JUNEAU -- The Alaska Permanent Fund won't be following the lead of California's huge CalPERS public pension fund, which just made the startling decision to stop investing in hedge funds.

But Mike Burns, executive director of the Alaska Permanent Fund Corp., which manages the Permanent Fund, says he understands why CalPERS managers did what they did.

"We think about it all the time," he said.

Hedge funds were created to "hedge" risk similar to an insurance policy. Big investors would use hedge funds to balance investment risks, like making investments that would go up if the stock market was to fall.

But they soon took on a different connotation, as some hedge fund managers were able to pick investment strategies that brought in outsized profits, and with them huge paydays for fund managers.

In recent years, however, the U.S. stock market has been on a tear, including pushing the Permanent Fund to returns of 15.5 percent last year, about twice its general goal.

During that time, hedge fund returns in Alaska and elsewhere have lagged the stock market's torrid performance. Now, managers of pension funds, endowments and sovereign wealth funds are questioning the values of hedge funds, as well as their cost.

"They're expensive," Burns acknowledged.

The action by the more than $300 billion CalPERS fund sent shock waves through the investment world, but Permanent Fund managers who discussed the issue at this year's annual meeting in Juneau said there are important differences between Alaska's fund and CalPERS.

APFC Chief Investment Officer Jay Willoughby said CalPERS was having trouble finding enough hedge funds to invest in to have a meaningful impact on the huge fund. It had sought to invest 6 percent in hedge funds, but couldn't get above 3 percent, an amount that wasn't enough to make a meaningful impact on a fund the size of CalPERS.

"It just doesn't move the needle," Willoughby said. That lack of scale, combined with modest returns and high cost, prompted the decision in California.

At Thursday's meeting in Juneau, Permanent Fund adviser Gregg Allen of San Francisco-based investment consultant Callan Associates said he supported the CalPERS decision.

"I'm from California, and as a taxpayer I'm glad they changed their philosophy on that," Allen said.

But he didn't recommend Alaska do the same.

Burns said that most hedge funds are relatively small, with the Permanent Fund holding stakes in 120 different funds. It hires three separate "fund of fund" managers to pick hedge fund managers to serve Alaska's needs. That structure further raises costs, he said.

Burns said the Permanent Fund currently has 6 percent invested in hedge funds, near CalPERS' goal.

And they've been a good investment for Alaska he said, even if they've recently lagged the roaring U.S. stock market.

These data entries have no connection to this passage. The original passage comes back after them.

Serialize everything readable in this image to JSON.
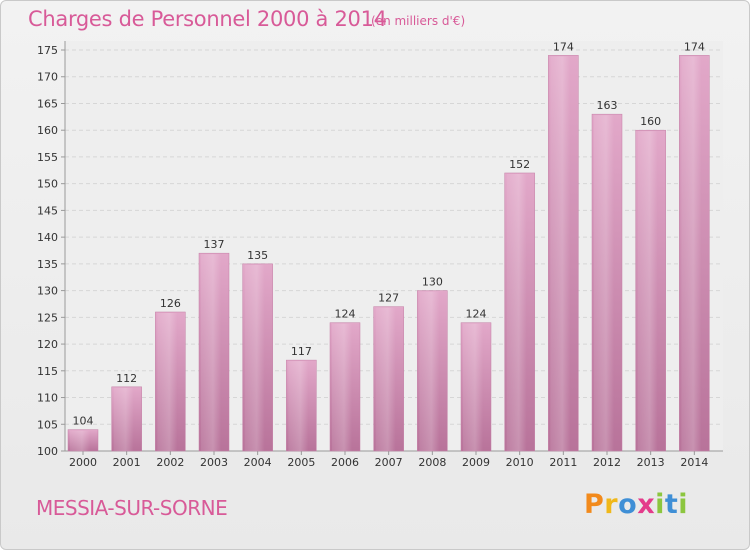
{
  "header": {
    "title": "Charges de Personnel 2000 à 2014",
    "subtitle": "(en milliers d'€)"
  },
  "footer": {
    "commune": "MESSIA-SUR-SORNE",
    "logo": {
      "letters": [
        "P",
        "r",
        "o",
        "x",
        "i",
        "t",
        "i"
      ],
      "colors": [
        "#f28a1c",
        "#f0b81a",
        "#3f8fd6",
        "#e43b8b",
        "#8cc63f",
        "#3f8fd6",
        "#8cc63f"
      ]
    }
  },
  "chart_data": {
    "type": "bar",
    "categories": [
      "2000",
      "2001",
      "2002",
      "2003",
      "2004",
      "2005",
      "2006",
      "2007",
      "2008",
      "2009",
      "2010",
      "2011",
      "2012",
      "2013",
      "2014"
    ],
    "values": [
      104,
      112,
      126,
      137,
      135,
      117,
      124,
      127,
      130,
      124,
      152,
      174,
      163,
      160,
      174
    ],
    "title": "Charges de Personnel 2000 à 2014",
    "ylim": [
      100,
      175
    ],
    "yticks": [
      100,
      105,
      110,
      115,
      120,
      125,
      130,
      135,
      140,
      145,
      150,
      155,
      160,
      165,
      170,
      175
    ],
    "grid": true,
    "bar_color": "#d990b8"
  }
}
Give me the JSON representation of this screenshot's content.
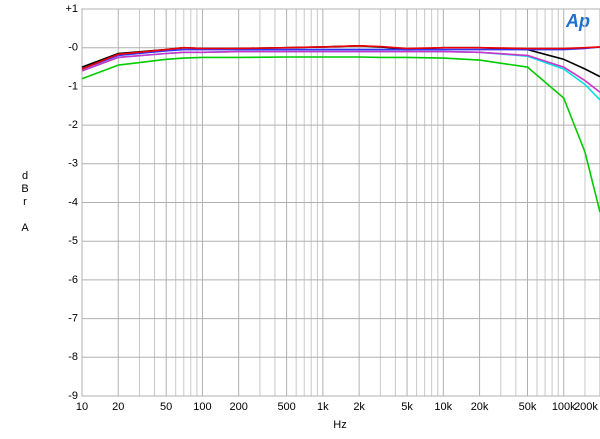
{
  "chart_data": {
    "type": "line",
    "logo": "Ap",
    "xlabel": "Hz",
    "ylabel": [
      "d",
      "B",
      "r",
      "A"
    ],
    "xscale": "log",
    "grid": true,
    "xlim": [
      10,
      200000
    ],
    "ylim": [
      -9,
      1
    ],
    "xticks": [
      10,
      20,
      50,
      100,
      200,
      500,
      {
        "value": 1000,
        "label": "1k"
      },
      {
        "value": 2000,
        "label": "2k"
      },
      {
        "value": 5000,
        "label": "5k"
      },
      {
        "value": 10000,
        "label": "10k"
      },
      {
        "value": 20000,
        "label": "20k"
      },
      {
        "value": 50000,
        "label": "50k"
      },
      {
        "value": 100000,
        "label": "100k"
      },
      {
        "value": 200000,
        "label": "200k"
      }
    ],
    "xminor_ticks": [
      30,
      40,
      60,
      70,
      80,
      90,
      300,
      400,
      600,
      700,
      800,
      900,
      3000,
      4000,
      6000,
      7000,
      8000,
      9000,
      30000,
      40000,
      60000,
      70000,
      80000,
      90000,
      300000,
      400000,
      600000,
      700000,
      800000,
      900000,
      150000
    ],
    "yticks": [
      {
        "value": 1,
        "label": "+1"
      },
      {
        "value": 0,
        "label": "-0"
      },
      -1,
      -2,
      -3,
      -4,
      -5,
      -6,
      -7,
      -8,
      -9
    ],
    "x": [
      10,
      20,
      50,
      70,
      100,
      200,
      500,
      1000,
      2000,
      3000,
      5000,
      10000,
      20000,
      50000,
      100000,
      150000,
      200000
    ],
    "series": [
      {
        "color": "#00cc00",
        "values": [
          -0.8,
          -0.45,
          -0.3,
          -0.27,
          -0.25,
          -0.25,
          -0.24,
          -0.24,
          -0.24,
          -0.25,
          -0.25,
          -0.27,
          -0.32,
          -0.5,
          -1.3,
          -2.7,
          -4.25
        ]
      },
      {
        "color": "#00e0e0",
        "values": [
          -0.6,
          -0.25,
          -0.15,
          -0.12,
          -0.12,
          -0.1,
          -0.1,
          -0.1,
          -0.1,
          -0.1,
          -0.1,
          -0.1,
          -0.12,
          -0.22,
          -0.55,
          -0.95,
          -1.35
        ]
      },
      {
        "color": "#cc33cc",
        "values": [
          -0.6,
          -0.25,
          -0.15,
          -0.12,
          -0.12,
          -0.1,
          -0.1,
          -0.1,
          -0.1,
          -0.1,
          -0.1,
          -0.1,
          -0.12,
          -0.2,
          -0.5,
          -0.85,
          -1.15
        ]
      },
      {
        "color": "#000000",
        "values": [
          -0.5,
          -0.15,
          -0.05,
          0,
          -0.02,
          -0.02,
          0,
          0.02,
          0.05,
          0.02,
          -0.05,
          0,
          0,
          -0.05,
          -0.3,
          -0.55,
          -0.75
        ]
      },
      {
        "color": "#3333ff",
        "values": [
          -0.55,
          -0.2,
          -0.08,
          -0.05,
          -0.05,
          -0.05,
          -0.05,
          -0.05,
          -0.05,
          -0.05,
          -0.05,
          -0.05,
          -0.05,
          -0.05,
          -0.05,
          -0.02,
          0.02
        ]
      },
      {
        "color": "#ee0000",
        "values": [
          -0.55,
          -0.17,
          -0.05,
          0,
          -0.02,
          -0.02,
          0,
          0.02,
          0.05,
          0.03,
          -0.02,
          0,
          0,
          -0.02,
          -0.02,
          0,
          0.02
        ]
      }
    ]
  }
}
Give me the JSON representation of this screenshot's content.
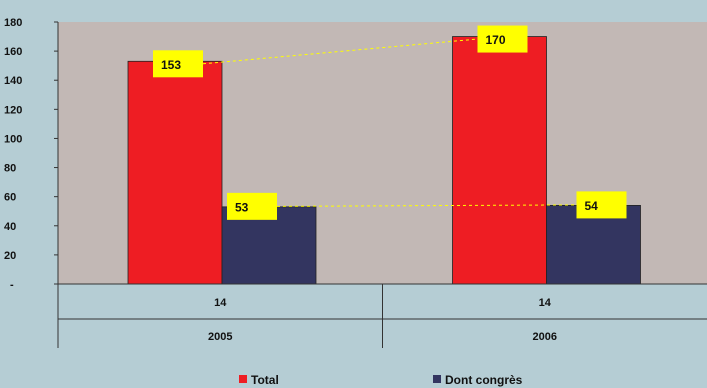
{
  "chart_data": {
    "type": "bar",
    "title": "",
    "xlabel": "",
    "ylabel": "",
    "ylim": [
      0,
      180
    ],
    "y_ticks": [
      "-",
      "20",
      "40",
      "60",
      "80",
      "100",
      "120",
      "140",
      "160",
      "180"
    ],
    "grid": false,
    "categories": [
      "2005",
      "2006"
    ],
    "category_sublabels": [
      "14",
      "14"
    ],
    "series": [
      {
        "name": "Total",
        "values": [
          153,
          170
        ],
        "color": "#ee1d23"
      },
      {
        "name": "Dont congrès",
        "values": [
          53,
          54
        ],
        "color": "#333560"
      }
    ],
    "data_labels": [
      [
        "153",
        "170"
      ],
      [
        "53",
        "54"
      ]
    ],
    "label_box_color": "#ffff00",
    "connector_color": "#ffff00",
    "plot_background": "#c2b8b5",
    "legend_position": "bottom"
  }
}
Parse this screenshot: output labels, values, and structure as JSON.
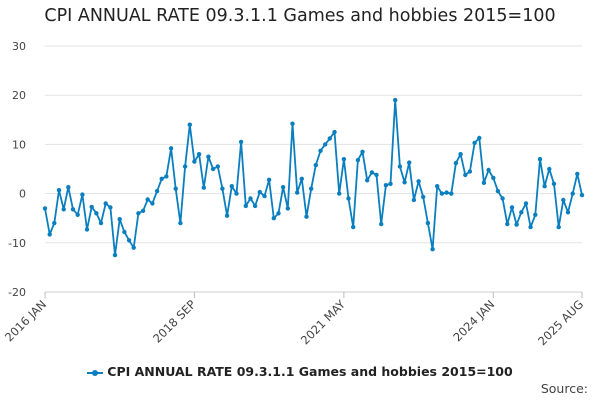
{
  "chart_data": {
    "type": "line",
    "title": "CPI ANNUAL RATE 09.3.1.1 Games and hobbies 2015=100",
    "xlabel": "",
    "ylabel": "",
    "ylim": [
      -20,
      30
    ],
    "yticks": [
      30,
      20,
      10,
      0,
      -10,
      -20
    ],
    "grid": true,
    "x_start": "2016 JAN",
    "x_end": "2025 AUG",
    "xtick_labels": [
      {
        "label": "2016 JAN",
        "index": 0
      },
      {
        "label": "2018 SEP",
        "index": 32
      },
      {
        "label": "2021 MAY",
        "index": 64
      },
      {
        "label": "2024 JAN",
        "index": 96
      },
      {
        "label": "2025 AUG",
        "index": 115
      }
    ],
    "series": [
      {
        "name": "CPI ANNUAL RATE 09.3.1.1 Games and hobbies 2015=100",
        "color": "#0a7fbf",
        "values": [
          -3.0,
          -8.3,
          -6.0,
          0.7,
          -3.2,
          1.3,
          -3.2,
          -4.3,
          -0.2,
          -7.3,
          -2.7,
          -4.0,
          -6.0,
          -2.0,
          -2.8,
          -12.5,
          -5.2,
          -7.8,
          -9.5,
          -11.0,
          -4.0,
          -3.5,
          -1.2,
          -2.0,
          0.5,
          3.0,
          3.5,
          9.2,
          1.0,
          -6.0,
          5.5,
          14.0,
          6.5,
          8.0,
          1.2,
          7.5,
          5.0,
          5.5,
          1.0,
          -4.5,
          1.5,
          0.0,
          10.5,
          -2.5,
          -1.0,
          -2.5,
          0.3,
          -0.5,
          2.8,
          -5.0,
          -4.0,
          1.3,
          -3.0,
          14.2,
          0.2,
          3.0,
          -4.7,
          1.0,
          5.8,
          8.7,
          10.0,
          11.2,
          12.5,
          0.0,
          7.0,
          -1.0,
          -6.8,
          6.8,
          8.5,
          2.7,
          4.3,
          3.8,
          -6.2,
          1.7,
          2.0,
          19.0,
          5.5,
          2.3,
          6.3,
          -1.3,
          2.5,
          -0.7,
          -6.0,
          -11.3,
          1.5,
          0.0,
          0.2,
          0.0,
          6.2,
          8.0,
          3.8,
          4.5,
          10.3,
          11.3,
          2.2,
          4.8,
          3.2,
          0.5,
          -1.0,
          -6.2,
          -2.8,
          -6.3,
          -3.8,
          -2.0,
          -6.8,
          -4.3,
          7.0,
          1.5,
          5.0,
          2.0,
          -6.8,
          -1.3,
          -3.8,
          0.0,
          4.0,
          -0.3
        ]
      }
    ]
  },
  "legend": {
    "label": "CPI ANNUAL RATE 09.3.1.1 Games and hobbies 2015=100"
  },
  "source": {
    "label": "Source:"
  }
}
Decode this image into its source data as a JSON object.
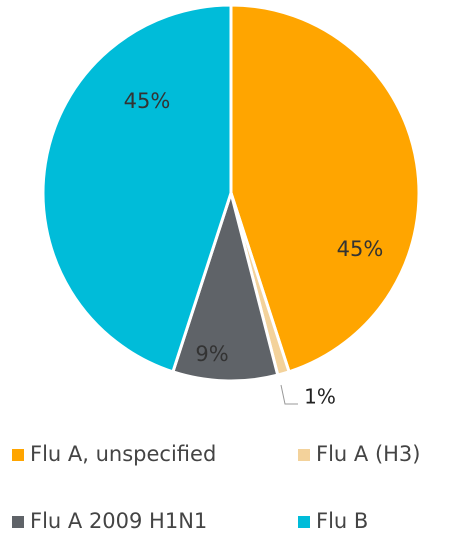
{
  "chart_data": {
    "type": "pie",
    "categories": [
      "Flu A, unspecified",
      "Flu A (H3)",
      "Flu A 2009 H1N1",
      "Flu B"
    ],
    "values": [
      45,
      1,
      9,
      45
    ],
    "value_labels": [
      "45%",
      "1%",
      "9%",
      "45%"
    ],
    "colors": [
      "#ffa500",
      "#f3d29b",
      "#5f6368",
      "#00bcd9"
    ]
  }
}
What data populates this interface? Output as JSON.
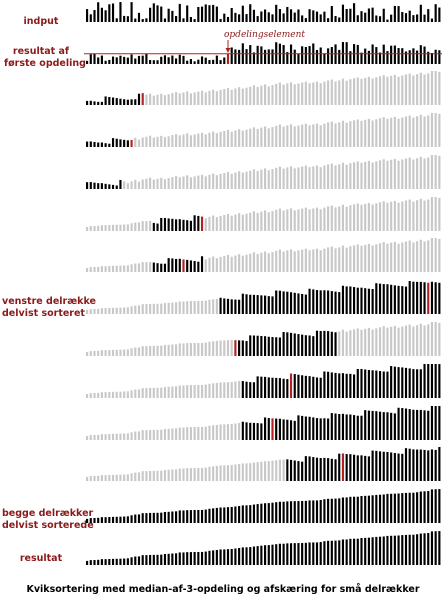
{
  "labels": {
    "input": "indput",
    "first_partition": [
      "resultat af",
      "første opdeling"
    ],
    "pivot": "opdelingselement",
    "left_partial": [
      "venstre delrække",
      "delvist sorteret"
    ],
    "both_partial": [
      "begge delrækker",
      "delvist sorterede"
    ],
    "result": "resultat"
  },
  "caption": "Kviksortering med median-af-3-opdeling og afskæring for små delrækker",
  "colors": {
    "active": "#000000",
    "inactive": "#c8c8c8",
    "pivot": "#b22222",
    "label": "#8b1a1a"
  },
  "n_bars": 96,
  "rows": [
    {
      "kind": "input"
    },
    {
      "kind": "first_partition"
    },
    {
      "kind": "step",
      "active": [
        0,
        16
      ],
      "pivot": 15
    },
    {
      "kind": "step",
      "active": [
        0,
        13
      ],
      "pivot": 12
    },
    {
      "kind": "step",
      "active": [
        0,
        10
      ],
      "pivot": null
    },
    {
      "kind": "step",
      "active": [
        18,
        32
      ],
      "pivot": 31
    },
    {
      "kind": "step",
      "active": [
        18,
        32
      ],
      "pivot": 26
    },
    {
      "kind": "step",
      "active": [
        36,
        96
      ],
      "pivot": 92
    },
    {
      "kind": "step",
      "active": [
        40,
        68
      ],
      "pivot": 40
    },
    {
      "kind": "step",
      "active": [
        42,
        96
      ],
      "pivot": 55
    },
    {
      "kind": "step",
      "active": [
        42,
        96
      ],
      "pivot": 50
    },
    {
      "kind": "step",
      "active": [
        54,
        96
      ],
      "pivot": 69
    },
    {
      "kind": "both"
    },
    {
      "kind": "result"
    }
  ]
}
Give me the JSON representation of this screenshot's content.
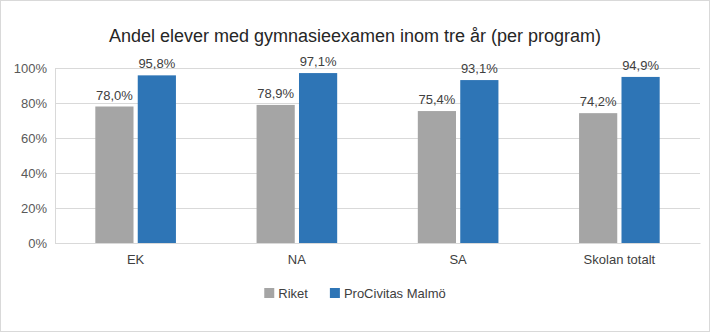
{
  "chart_data": {
    "type": "bar",
    "title": "Andel elever med gymnasieexamen inom tre år (per program)",
    "categories": [
      "EK",
      "NA",
      "SA",
      "Skolan totalt"
    ],
    "series": [
      {
        "name": "Riket",
        "color": "#a5a5a5",
        "values": [
          78.0,
          78.9,
          75.4,
          74.2
        ],
        "value_labels": [
          "78,0%",
          "78,9%",
          "75,4%",
          "74,2%"
        ]
      },
      {
        "name": "ProCivitas Malmö",
        "color": "#2e75b6",
        "values": [
          95.8,
          97.1,
          93.1,
          94.9
        ],
        "value_labels": [
          "95,8%",
          "97,1%",
          "93,1%",
          "94,9%"
        ]
      }
    ],
    "ylim": [
      0,
      100
    ],
    "yticks": [
      {
        "value": 0,
        "label": "0%"
      },
      {
        "value": 20,
        "label": "20%"
      },
      {
        "value": 40,
        "label": "40%"
      },
      {
        "value": 60,
        "label": "60%"
      },
      {
        "value": 80,
        "label": "80%"
      },
      {
        "value": 100,
        "label": "100%"
      }
    ],
    "grid": true,
    "data_labels": true,
    "legend": "bottom"
  }
}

The $51 billion Alaska Permanent Fund uses hedge funds to minimize risk and reduce the fund's overall volatility.

"They're mitigating risk, Burns said. "They're doing what we hired them to do, but it doesn't look very sexy right now."

During the financial crisis, Alaska's hedge fund investments did what they were hired for, but losing less than other investments didn't look very sexy at the time, he acknowledged.

"They did what they were supposed to do, but the crisis wasn't pretty, and nothing was pretty," Burns said.

Willoughby told the fund's Board of Trustees that CalPERS' action could benefit Alaska by putting pressure on hedge fund managers to compete on fees, and reduce costs to the Permanent Fund.